May I suggest that Lord St John of Bletso gets his facts right – trophy hunting is not the cosy “regulated “ pastime he seems to think it is?

 

Meryl Harrison

  2 years ago
WILDBEEST MIGRATION

Late October and early November see the last of the wildebeest river crossings before the herds begin to move to the edge of the short-grass plains in southern Serengeti for the unparalleled spectacle that is their birthing season. As the wildebeest empty out, so do the people, and these three months in the Mara before the festive season mark a spectacular time to roam and explore without the distraction of other vehicles and the millions-strong herds. The rest of the game comes to the fore, as does the cultural element in Serengeti South: the Hadzabe make for fascinating walking companions as they reveal their homeland to you on foot. This time of year yields itself to long lazy stays, with some adventure fly camping  and safaris on foot thrown into the mix. http://interiorsafarisea.com/category/tanzania-safaris/

  2 years ago
TROPHY HUNTING

www.interiorsafarisea.com Did you know that Between 2014 and 2020, trophies of 5,409 animals of internationally protected species were imported into Germany, including 194 leopards, 208 brown bears, 166 hippos 229 elephants, 138 lions, nine polar bears and two black rhinos. Many of these animals were killed because of the hunts sold at hunting fairs.

     

As from 24th-29 January,2023 Europe’s largest hunting fair has been taking place in Dortmund, Germany. Over 80 national and international exhibitors from Canada, Argentina, Namibia, South Africa, Germany, Spain, Poland and others, are in attendance, offering trophy hunting trips, that cost between a few hundred and tens of thousands of euros, around the world to kill elephants, big cats, rhinos, polar bears and numerous other iconic species.
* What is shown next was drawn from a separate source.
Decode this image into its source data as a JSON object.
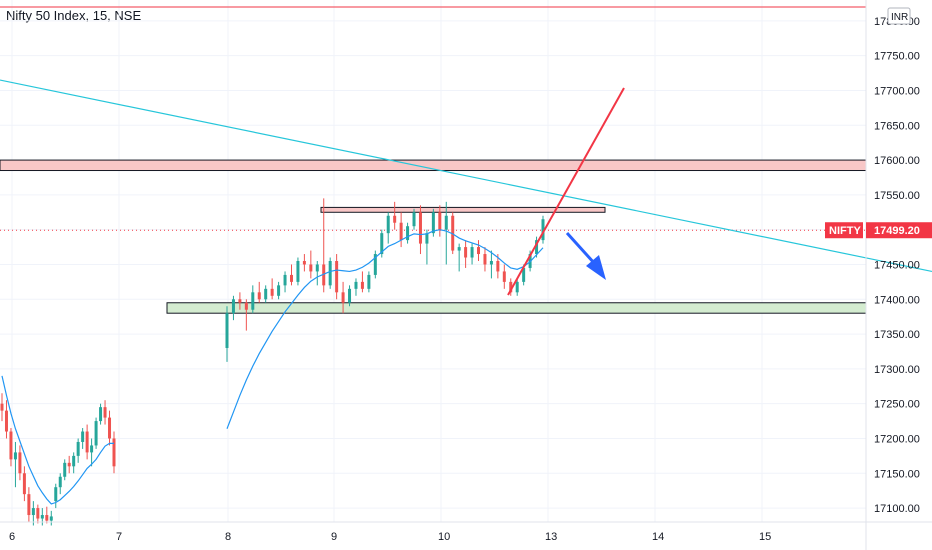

Trophy hunting is a form of entertainment rooted in wealth and pageantry that results in both severe cases of animal harm and far reaching damaging biological and ecological impacts. Yet, more than 120,000 animals are killed in Africa each year by big game hunters. The European Union is the second largest importer of hunting trophies from internationally protected species, behind the United States.  Germany is by far the greatest importer within the European Union.